Distance is of course entirely relative; Australia is quite a long way away, and it seems to take ages to get to Cornwall (personally I think it gets further away each year), while the walk down to Nels has always been a killer.
But this morning I encountered genuine interplanetary distance, after picking up Neill, Tony Owen and Skipper Rothwell and whizzing up the M6 to Leighton Moss for the Black Headed Wagtail.
The bird was “showing” as soon as I pulled up by the Eric Morecambe Hide car park at about 8am – but it was miles away as we ‘scoped it.
I think the White Tailed Plover at Caerlaverock may even have been closer on that marvellous Tower of Babel evening years back…
The situation was made worse by the fact that the bird looked absolutely stonking through the ‘scope – jet black head, canary yellow throat and underparts and lovely olivey uppers.
Best. Wagtail.
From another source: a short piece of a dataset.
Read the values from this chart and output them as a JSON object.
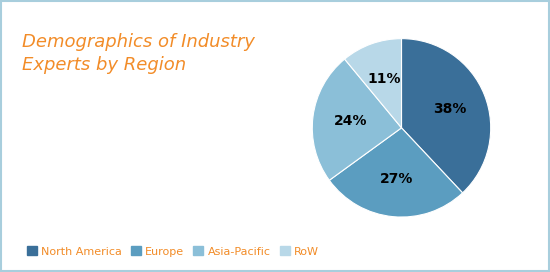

Ever.
It was raw cold and the Cetti’s Warblers were laughing at us from the ditches as we tried everything from prayer to ESP to get it to fly closer, but to no avail.
I’ve seen one on muckheaps in Israel back when, but I wanted better views than this.
Once the chill had us shaking uncontrollably and we’d filled 20 SIM cards with blurry pics of vast savannahs of spring grass with the occasional yellow dot (using dozing Mallards a mile away as a focus point was okay – assuming you were on the right dozing Mallards), we decided enough was enough.
We drove round to the railway crossing – luckily the pipits and wagtails in the field were getting flighty and the Black Headed Wagtail dropped in pretty close, affording us gorgeous ‘scope views as it scampered about, but it was way beyond my photographic abilities as these images ably attest.
If anyone wants to order prints for above the fireplace – you know who to call…
After the close encounter of the extreme range kind, we motored back south, calling in for a brief but delightful audience with the Wood Warbler that was found by Andy Pryce this morning at Marshside.
Small parties of Siskins were moving overhead and Blackcaps, Willow Warblers and Chiffchaffs were doing the business as we watched the sherbet-throated stunner as it zipped about the mercifully bare branches.
They are usually a lot harder to watch than this, melting into the green leaves of spring that are so late unfurling this year.
Biggest whitest undercrackers of any of our warblers.
It only trilled the once while we were there, but it was a class act all the same.